PerfCompare

PerfCompare is an improved performance comparison tool that replaced Perfherder’s Compare View. It allows comparisons of up to three new revisions/patches versus the base revision of a repository (mozilla-central, autoland, etc). Up to three new revisions compared to the base repository’s history over time can be selected. The two comparison workflows lead to results indicating whether patches have caused an improvement or regression. The following documentation captures the app’s features and workflows in more detail.

Where can I find PerfCompare?

Aside from the perf.compare website, it is accessible on Perfherder’s header under the “Compare” menu option.

The source code can be viewed in this GitHub repository.

Home / Search Page 

Landing on PerfCompare, two search comparison workflows are available: Compare with a base or Compare over time.

Compare with a base 

PerfCompare allows up to three new revisions to compare against a base revision.
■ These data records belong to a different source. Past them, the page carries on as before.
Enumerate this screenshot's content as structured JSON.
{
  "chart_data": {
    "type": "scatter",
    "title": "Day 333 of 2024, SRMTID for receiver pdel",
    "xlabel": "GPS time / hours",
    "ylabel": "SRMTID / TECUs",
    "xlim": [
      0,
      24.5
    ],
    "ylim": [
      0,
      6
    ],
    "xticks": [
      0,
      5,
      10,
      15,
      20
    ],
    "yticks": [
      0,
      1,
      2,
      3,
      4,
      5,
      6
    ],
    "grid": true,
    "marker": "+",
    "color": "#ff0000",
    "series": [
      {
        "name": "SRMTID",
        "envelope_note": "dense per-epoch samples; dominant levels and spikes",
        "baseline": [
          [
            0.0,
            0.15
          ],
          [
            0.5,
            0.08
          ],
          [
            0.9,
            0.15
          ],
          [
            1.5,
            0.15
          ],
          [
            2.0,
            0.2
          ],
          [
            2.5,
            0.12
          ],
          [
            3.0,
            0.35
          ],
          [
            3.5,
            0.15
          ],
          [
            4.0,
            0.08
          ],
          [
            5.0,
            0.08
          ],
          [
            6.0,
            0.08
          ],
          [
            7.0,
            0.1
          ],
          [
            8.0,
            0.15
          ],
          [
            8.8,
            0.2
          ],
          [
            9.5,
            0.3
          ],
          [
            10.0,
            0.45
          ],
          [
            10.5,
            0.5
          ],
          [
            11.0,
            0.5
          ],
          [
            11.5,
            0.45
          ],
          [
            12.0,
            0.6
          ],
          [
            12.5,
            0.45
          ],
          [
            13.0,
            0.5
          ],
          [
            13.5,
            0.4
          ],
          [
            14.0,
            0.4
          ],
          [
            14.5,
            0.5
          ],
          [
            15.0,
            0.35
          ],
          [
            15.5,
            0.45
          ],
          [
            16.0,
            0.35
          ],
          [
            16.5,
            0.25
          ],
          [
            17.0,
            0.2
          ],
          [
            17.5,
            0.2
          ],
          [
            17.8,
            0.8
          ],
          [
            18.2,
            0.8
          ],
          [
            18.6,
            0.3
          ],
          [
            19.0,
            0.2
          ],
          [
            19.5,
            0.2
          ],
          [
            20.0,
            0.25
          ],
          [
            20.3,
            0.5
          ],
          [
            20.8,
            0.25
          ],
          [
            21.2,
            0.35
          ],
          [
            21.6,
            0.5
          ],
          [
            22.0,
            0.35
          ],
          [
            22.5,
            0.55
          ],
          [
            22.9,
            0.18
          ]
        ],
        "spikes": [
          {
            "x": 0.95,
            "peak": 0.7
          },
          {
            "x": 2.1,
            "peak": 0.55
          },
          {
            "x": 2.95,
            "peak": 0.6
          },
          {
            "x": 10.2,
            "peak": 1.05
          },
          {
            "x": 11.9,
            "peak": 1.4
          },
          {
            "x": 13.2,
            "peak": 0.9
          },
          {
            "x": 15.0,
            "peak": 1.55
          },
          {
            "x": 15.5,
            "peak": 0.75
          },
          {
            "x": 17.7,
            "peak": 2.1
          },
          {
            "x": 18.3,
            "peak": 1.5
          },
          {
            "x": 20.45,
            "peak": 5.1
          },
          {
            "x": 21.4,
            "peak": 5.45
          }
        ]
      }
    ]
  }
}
The specific testing framework or harness can also be selected.

Compare over time 

It’s also possible to select up to three revisions to compare against a base repository’s history over a specified period.

Results Page 

After pressing the Compare button, the Results Page displays the information of the selected revisions and the results table.

Edit the compared revisions 

The compared revisions can be edited, and a new comparison can be computed for an updated results table without having to return to the home page. Clicking the Edit entry button will open the edit view.

In the edit view, it’s possible to search for revisions or delete selected revisions. The option to cancel and return to the previous selections is available. Otherwise, once satisfied with the changes, clicking Compare will update the data in the results table.

PerfCompare Results Page Compare with a Base Edit Entry View

Like Compare with a base, clicking Edit Entry will open the edit view to change selections for the base repository, time range or to delete or search for new selected revisions.

PerfCompare Results Page Compare over Time Edit Entry View

Results Table 

Edit title 

Clicking the Edit title icon allows changing the title of the results table.

Mann-Whitney-U Columns 

PerfCompare Mann-Whitney-U Results Table

Platform 

Clicking on the Platform column title allows filtering the results according to the preferred platform.

Status 

The results are filterable by status. An improvement or regression being shown here means that the effect size is meaningful.

Cliff’s Delta 

Cliff’s Delta measures the magnitude of the difference between the Base and New values by providing a standardized, unitless metric. For example, in the image below, the Cliff’s Delta is -0.79. This means it is a large effect (anything beyond ±0.47 is considered a large difference). The negative value means a New value is consistently larger than a Base value.

Cliff’s delta:
< 0.15 →   Negligible difference
< 0.33 →   Small
< 0.47 →   Moderate
≥ 0.47 →   Large difference

PerfCompare Mann-Whitney-U Results Table with Cliff's Delta Column

Significance 

Significance of the comparison as determined by a Mann Whitney U test. A significant comparison has a p-value of less than 0.05.

Common Language Effect Size (CLES)

The Common Language Effect Size (CLES) is a standardized measure that quantifies the magnitude of the difference between two groups, unlike a p-value which only determines if an effect is statistically significant. While a statistically significant difference can be practically irrelevant, the effect size provides a clearer indication of how large or meaningful the change is. This unitless metric helps developers differentiate between an effect that is non-existent, small, or substantial, informing decisions on which performance changes to validate further. If the effect size is close to 50%, the distributions are probably identical, if not, they probably differ. In the example below, the effect size is 11% which means there’s a lot of variability within the Base and New values.